ROMA – I terremoti in Val Padana sono pericolosi o normali eventi sismici? Il Corriere della Sera lo ha chiesto a Domenico Giardini, presidente dell’Istituto nazionale di geofisica e vulcanologia. I terremoti che hanno scosso il Nord Italia si sono verificati in un arco di tempo di 8 ore a circa 70 chilometri l’uno dall’altro. I terremoti sono due manifestazioni dello stesso fenomeno e sono legati alle spinte tra la placca africana e quella euroasiatica. Un frizione costante con gli Appennini che vanno contro le Alpi.
Giardini ha spiegato che il terremoto in Emilia di 4.9 gradi della scala Richter è stato più sentito di quello di 4.2 gradi nel veronese perché “c’era una differenza nella magnitudo, quasi un grado di più, e non è poco. Ma, inoltre, ha pesato la profondità dell’epicentro che era maggiore nel caso dell’Emilia: 33,2 chilometri. Questo significa che le onde si sono potute trasmettere in modo più ampio prima che si esaurissero rapidamente come è avvenuto nel Veronese con un epicentro più superficiale a 10,3 chilometri”.
Anche le caratteristiche del terreno incidono sull’intensità con cui il fenomeno sismico viene avvertito. La pianura padana è formata da “sedimenti alluvionali, una natura geologica che amplifica le onde facendole sentire di più”, spiega Giardini, mentre i monti nella zona del veronese “attutiscono” la propagazione delle onde sismiche. Giardini comunque spiegato che non si può parlare di un pericolo per la Val Padana, zona naturalmente sismica interessata da frequenti terremoti, spesso non percettibili dall’uomo.

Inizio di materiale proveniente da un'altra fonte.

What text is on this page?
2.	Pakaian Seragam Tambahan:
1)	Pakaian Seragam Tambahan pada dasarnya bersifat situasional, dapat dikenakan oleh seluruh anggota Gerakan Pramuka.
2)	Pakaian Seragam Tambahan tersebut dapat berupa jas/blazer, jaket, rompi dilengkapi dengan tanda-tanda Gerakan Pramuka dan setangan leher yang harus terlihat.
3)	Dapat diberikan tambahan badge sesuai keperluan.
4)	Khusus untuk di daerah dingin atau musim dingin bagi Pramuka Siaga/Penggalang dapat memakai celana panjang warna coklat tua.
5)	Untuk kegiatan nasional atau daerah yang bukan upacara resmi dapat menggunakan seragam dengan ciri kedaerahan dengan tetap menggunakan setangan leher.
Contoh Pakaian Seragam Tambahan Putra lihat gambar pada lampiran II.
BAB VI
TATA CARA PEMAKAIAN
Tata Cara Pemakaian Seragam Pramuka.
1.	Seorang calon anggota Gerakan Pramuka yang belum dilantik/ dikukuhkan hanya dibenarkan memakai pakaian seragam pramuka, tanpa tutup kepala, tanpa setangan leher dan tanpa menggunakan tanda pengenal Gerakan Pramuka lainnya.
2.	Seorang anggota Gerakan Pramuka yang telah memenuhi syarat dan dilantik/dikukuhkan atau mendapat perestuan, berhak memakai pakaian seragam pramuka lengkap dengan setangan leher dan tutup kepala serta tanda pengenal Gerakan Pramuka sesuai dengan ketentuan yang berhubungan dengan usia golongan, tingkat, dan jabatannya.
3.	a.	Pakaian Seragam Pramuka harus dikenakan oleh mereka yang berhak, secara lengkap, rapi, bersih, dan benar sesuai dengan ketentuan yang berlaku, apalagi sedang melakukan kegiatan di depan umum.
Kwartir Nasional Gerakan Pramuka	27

Non è da escludersi però l’arrivo di nuove scosse. “Non si può prevedere nulla – spiega Giardini – di certo gli assestamenti possono continuare come in precedenza perché la causa resta inalterata. Dopo il sisma maggiore di ieri mattina ci sono state altre tre scosse in Emilia e tre in Lombardia fra i 2.3 e 3.5 gradi”.